Social commerce is not new, it started over 1000 years ago and it is about the Latin root ‘com,’ not the online environment, ‘.com.’
In Latin, ‘com’ means together, together with, or in combination. This root word is the origin of many words that we love to use in reference to digital marketing and social media, including community, communication, and commerce. This is no coincidence; yet, unfortunately, people often overlook the places that we come from and the traditions that feed our thoughts.
‘Com’ is an essentially human thing, something that has been around for all human history, at least so far as we can tell. ‘Com’ is about getting people together, whether that’s for protection, to share ideas, or to enable the exchange of goods according to certain agreed-upon norms.
Well before anyone had the faintest idea about a ‘marketer,’ people were coming together to market their goods and services to each other.
Because so many new tools and platforms are continually being born, all of which are easily in our reach, marketers are forced to try to determine and understand these new customer behaviours. This is especially true given the appearance of web 2.0 and its evolution into social media. Still, the thing that we’ve been looking for is none other than the behaviours that are already ingrained into our commerce DNA. We’re just “kind of” reinventing the old behaviours by giving them fun names and putting them online.
When social media commerce ‘burst onto the scene,’ at first blush it appeared to be a completely new area with new rules, new perspectives, new everything. It was going to be the future of commerce, and nobody would ever interact with brands and companies in the same way ever again. Yet, the real social commerce has been around for much longer than any of us.
Take this classic example of social commerce. If you happened to be in my old neighbourhood and asked my mother for the best bakery, she would definitely recommend you to the one where she’s been buying bread for the last 30 years. However, don’t expect a ‘thumbs up’ or a ‘like button’ from her; instead, she’ll probably just point you in the right direction. And you can trust me when I tell you that she’s a very social person.
As you can see, the gap between the new and old social commerce is not the distance or the lack of customer expertise in social commerce, but simply the lack of appropriated technologies and correct use of the existing ones by marketers.

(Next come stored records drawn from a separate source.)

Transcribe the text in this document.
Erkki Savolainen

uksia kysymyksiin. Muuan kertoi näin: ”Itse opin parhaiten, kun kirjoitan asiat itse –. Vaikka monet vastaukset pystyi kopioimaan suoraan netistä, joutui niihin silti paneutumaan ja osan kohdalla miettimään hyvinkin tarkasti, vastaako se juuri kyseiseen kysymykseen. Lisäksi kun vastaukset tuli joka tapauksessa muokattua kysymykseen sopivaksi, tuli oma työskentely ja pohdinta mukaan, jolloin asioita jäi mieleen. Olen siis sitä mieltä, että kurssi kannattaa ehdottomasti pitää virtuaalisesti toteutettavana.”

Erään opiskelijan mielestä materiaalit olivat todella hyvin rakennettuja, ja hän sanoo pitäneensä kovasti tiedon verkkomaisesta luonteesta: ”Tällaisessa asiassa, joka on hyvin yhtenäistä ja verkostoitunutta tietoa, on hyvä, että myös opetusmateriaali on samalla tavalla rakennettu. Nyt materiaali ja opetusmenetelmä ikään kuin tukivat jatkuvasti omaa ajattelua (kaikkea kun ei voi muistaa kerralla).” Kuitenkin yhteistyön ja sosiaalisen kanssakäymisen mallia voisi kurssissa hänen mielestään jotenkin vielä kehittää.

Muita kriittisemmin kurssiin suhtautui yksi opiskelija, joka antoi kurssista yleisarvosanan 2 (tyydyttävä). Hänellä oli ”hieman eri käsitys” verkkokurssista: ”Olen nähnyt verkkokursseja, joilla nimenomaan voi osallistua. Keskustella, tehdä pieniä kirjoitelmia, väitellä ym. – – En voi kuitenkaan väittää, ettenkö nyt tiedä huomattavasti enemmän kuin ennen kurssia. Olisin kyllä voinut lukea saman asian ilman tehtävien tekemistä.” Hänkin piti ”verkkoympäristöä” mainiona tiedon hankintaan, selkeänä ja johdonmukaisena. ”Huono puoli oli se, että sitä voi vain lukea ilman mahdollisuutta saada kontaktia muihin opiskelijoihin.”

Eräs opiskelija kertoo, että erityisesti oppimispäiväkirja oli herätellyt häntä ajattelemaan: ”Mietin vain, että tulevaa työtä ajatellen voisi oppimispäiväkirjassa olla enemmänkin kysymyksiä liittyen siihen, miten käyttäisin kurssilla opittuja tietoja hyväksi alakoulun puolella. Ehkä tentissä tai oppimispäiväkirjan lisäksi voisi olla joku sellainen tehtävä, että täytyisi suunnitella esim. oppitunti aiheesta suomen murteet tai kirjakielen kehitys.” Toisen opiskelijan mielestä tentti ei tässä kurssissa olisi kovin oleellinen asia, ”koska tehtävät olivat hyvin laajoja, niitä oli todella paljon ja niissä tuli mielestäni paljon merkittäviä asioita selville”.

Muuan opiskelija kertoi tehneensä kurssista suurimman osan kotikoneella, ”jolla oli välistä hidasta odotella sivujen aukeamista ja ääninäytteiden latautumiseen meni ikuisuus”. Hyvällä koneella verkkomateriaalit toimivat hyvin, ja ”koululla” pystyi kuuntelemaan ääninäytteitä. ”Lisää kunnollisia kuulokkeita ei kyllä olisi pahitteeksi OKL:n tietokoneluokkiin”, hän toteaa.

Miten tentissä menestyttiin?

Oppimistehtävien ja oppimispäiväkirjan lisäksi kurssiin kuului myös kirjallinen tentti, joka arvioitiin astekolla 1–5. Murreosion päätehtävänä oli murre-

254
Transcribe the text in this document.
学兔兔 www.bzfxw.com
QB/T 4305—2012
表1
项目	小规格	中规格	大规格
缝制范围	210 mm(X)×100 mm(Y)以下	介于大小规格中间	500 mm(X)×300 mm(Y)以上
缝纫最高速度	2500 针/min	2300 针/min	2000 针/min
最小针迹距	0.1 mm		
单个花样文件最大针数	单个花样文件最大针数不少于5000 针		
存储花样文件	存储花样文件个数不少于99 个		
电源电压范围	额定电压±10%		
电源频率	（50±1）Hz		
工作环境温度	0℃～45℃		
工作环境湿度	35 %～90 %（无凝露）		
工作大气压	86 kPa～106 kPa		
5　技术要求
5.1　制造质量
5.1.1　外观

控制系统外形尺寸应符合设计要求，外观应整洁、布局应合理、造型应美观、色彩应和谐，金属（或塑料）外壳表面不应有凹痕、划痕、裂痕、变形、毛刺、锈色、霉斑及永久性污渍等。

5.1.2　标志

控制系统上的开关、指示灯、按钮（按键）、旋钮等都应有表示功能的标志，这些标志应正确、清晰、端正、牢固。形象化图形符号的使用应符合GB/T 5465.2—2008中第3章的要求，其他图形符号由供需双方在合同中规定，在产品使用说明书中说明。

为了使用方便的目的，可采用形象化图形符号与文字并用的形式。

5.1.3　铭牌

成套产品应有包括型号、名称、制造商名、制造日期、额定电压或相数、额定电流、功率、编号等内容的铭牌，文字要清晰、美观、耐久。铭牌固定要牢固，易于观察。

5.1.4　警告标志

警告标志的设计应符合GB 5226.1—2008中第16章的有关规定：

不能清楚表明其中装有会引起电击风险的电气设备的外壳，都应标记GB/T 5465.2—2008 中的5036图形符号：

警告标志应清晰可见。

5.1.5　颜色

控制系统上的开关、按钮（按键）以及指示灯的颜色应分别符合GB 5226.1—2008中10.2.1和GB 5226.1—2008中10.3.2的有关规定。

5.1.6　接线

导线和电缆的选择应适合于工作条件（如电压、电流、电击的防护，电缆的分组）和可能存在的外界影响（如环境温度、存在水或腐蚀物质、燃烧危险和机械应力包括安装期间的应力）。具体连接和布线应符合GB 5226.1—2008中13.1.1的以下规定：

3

Instead of expecting customers to take on new behaviours and adapting our strategies accordingly, we need to meet them where they are. It’s the same old song, just played on a different instrument.
The way that we use technology in today’s age cannot yet build the bridge that human interaction provides in the purchase process. Even if my mother did decide to like her local bakery’s Facebook page, would you actually care? Would you be persuaded to go there? I imagine that her pointing to it and smiling will be a much more convincing argument than any five-star review that she could leave.
Similarly, the trust that a knowledgeable and kind sales representative provides cannot be substituted by a rating stars system, the shared experiences of friends cannot be replicated via online video-chat, and the warmth that you feel when your partner smiles at you and says, “yes, it looks good on you,” is nothing like a thumbs-up given to a picture.
We can call it “social” all we want, but, at the end of the day, the real social aspects of our lives will always leave stronger impressions than anything we provide today in the digital space.